Over the summer I often listened to Jian Ghomeshi on CBC Radio One–Sounds Like Canada (in the summer). Every day he had a “song of the day” and they were usually great songs, but not mainstream and often from the 80s–which I believe would have been the time of his youth. I was 8 when the 80s came to a close. The 90s (and more of the later 90s) were my young home. I am talking about music here, music. This ghost that sticks to underneath our tongue, writing lyrics and love-me-nots.
Yesterday, I was reading a review of Kimmy Beach’s Fake Paul. I think it was that one, or maybe it was the other one. But it was talking about the insanity of being a fan, of being so drawn to the ghost that all you can do is grab the musician for salvation. It made me think about the music I love.
Well I don’t know much from the 80s, except maybe some Brian Adams and Ray Parker Jr.’s “Ghostbusters”, but I do know what affected me in the 90s. Matthew Good Band was there, just when I needed them. As if they brought a bandage to some invisible wound I had been licking for too long. I remember longing for music that could save my soul and when I found MGB it was surreal. I would sit, scouring the lyrics, and listen–dreaming.

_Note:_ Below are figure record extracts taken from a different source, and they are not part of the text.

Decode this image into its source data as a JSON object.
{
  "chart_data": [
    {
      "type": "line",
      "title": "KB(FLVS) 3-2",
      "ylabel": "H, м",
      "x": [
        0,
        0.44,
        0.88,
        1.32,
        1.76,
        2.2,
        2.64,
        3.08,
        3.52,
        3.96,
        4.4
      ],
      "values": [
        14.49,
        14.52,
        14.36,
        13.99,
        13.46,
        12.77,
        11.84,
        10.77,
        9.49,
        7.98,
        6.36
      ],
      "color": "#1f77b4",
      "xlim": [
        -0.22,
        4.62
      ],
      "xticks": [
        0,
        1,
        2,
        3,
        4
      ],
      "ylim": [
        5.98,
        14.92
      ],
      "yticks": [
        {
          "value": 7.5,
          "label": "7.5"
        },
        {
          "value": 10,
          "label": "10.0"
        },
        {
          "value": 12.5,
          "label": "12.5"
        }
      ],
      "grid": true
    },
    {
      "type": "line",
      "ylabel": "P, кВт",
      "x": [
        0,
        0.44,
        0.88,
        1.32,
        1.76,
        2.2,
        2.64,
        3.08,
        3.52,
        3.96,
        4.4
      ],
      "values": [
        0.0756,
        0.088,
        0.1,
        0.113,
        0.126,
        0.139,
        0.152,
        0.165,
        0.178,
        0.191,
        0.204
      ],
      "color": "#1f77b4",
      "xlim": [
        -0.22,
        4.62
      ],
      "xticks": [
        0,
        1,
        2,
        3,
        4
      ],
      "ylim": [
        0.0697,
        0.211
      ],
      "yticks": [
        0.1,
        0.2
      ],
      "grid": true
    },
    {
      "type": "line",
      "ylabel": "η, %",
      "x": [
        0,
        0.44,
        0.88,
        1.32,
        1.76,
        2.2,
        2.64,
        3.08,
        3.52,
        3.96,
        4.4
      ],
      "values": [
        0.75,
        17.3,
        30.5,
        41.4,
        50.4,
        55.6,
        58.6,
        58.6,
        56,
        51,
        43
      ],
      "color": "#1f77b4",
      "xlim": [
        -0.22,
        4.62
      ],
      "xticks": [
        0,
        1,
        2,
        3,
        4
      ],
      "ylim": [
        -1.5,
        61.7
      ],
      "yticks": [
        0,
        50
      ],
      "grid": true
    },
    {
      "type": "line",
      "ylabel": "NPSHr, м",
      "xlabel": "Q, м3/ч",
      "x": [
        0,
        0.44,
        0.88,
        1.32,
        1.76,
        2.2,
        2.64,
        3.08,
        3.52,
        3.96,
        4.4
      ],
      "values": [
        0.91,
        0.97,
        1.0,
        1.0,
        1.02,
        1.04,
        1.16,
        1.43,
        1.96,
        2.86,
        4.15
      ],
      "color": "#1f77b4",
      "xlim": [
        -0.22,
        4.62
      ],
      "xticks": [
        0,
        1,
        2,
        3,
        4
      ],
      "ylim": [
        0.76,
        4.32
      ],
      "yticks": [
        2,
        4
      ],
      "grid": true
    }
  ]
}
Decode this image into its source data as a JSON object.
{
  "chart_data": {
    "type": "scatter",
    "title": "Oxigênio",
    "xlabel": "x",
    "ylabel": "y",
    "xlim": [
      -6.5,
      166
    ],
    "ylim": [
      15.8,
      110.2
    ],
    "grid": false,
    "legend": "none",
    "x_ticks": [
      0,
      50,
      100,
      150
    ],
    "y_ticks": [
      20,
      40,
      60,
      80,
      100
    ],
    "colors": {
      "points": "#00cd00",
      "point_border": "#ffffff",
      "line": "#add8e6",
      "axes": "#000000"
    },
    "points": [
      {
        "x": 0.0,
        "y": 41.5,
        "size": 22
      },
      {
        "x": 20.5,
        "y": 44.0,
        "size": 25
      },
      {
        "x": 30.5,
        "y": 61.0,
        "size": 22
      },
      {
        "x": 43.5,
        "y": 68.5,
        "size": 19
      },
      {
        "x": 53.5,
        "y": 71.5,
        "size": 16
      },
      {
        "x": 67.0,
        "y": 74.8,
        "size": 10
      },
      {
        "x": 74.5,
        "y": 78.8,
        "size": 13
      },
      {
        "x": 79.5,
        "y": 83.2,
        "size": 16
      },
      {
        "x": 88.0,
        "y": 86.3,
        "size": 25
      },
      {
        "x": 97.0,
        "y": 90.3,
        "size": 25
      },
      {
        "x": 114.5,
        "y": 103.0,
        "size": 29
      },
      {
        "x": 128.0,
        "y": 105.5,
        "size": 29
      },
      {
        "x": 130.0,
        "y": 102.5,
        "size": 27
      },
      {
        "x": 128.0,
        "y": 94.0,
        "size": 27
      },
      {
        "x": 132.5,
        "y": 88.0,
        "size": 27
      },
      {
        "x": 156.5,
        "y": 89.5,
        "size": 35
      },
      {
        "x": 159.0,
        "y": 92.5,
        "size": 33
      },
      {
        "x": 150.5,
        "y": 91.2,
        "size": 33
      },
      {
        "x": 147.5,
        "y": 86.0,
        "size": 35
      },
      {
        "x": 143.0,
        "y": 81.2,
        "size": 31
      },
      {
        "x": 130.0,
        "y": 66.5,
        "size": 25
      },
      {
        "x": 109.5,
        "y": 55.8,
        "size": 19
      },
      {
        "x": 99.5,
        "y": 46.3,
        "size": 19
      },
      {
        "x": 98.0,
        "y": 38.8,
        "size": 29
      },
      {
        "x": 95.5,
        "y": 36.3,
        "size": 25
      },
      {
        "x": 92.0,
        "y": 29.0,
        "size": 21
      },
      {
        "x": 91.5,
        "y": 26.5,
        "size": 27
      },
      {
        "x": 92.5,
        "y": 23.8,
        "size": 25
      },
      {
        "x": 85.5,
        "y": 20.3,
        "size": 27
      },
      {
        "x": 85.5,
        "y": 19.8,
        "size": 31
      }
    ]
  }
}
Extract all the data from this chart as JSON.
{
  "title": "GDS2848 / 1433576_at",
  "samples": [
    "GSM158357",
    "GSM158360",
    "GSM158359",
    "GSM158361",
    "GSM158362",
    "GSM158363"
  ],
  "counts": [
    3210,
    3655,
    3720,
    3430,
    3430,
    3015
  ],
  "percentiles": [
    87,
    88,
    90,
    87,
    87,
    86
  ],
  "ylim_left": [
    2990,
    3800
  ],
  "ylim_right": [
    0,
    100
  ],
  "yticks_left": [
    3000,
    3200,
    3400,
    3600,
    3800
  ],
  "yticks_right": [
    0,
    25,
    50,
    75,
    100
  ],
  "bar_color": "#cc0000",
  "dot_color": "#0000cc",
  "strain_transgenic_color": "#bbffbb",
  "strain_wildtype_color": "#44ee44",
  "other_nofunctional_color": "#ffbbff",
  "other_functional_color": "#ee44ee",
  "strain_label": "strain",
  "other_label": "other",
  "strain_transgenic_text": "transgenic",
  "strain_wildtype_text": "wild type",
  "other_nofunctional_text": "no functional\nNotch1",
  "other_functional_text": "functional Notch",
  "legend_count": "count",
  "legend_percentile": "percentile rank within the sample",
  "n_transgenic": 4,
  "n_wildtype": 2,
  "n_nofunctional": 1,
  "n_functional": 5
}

In my opinion, to some degree, after the break of the Matthew Good Band and the subsequent solo career, Matt Good has gotten worse–though that may not be true (for me or anyone, possibly just different). But, I love him. I still buy all his CDs, go to all of his shows and with his avid internet persona, check his website regularly, and am friends through the net with people who know him personally. And because Brenda got me thinking about this, I am connected to him/music through the net, which–in turn–connects me to the past constantly.
I couldn’t help thinking all summer, if I were Jian, I would play MGB. The music of my youth still permeates to my core and I can go back to the place where I enjoyed licking my wounds, sleeping with those ghosts.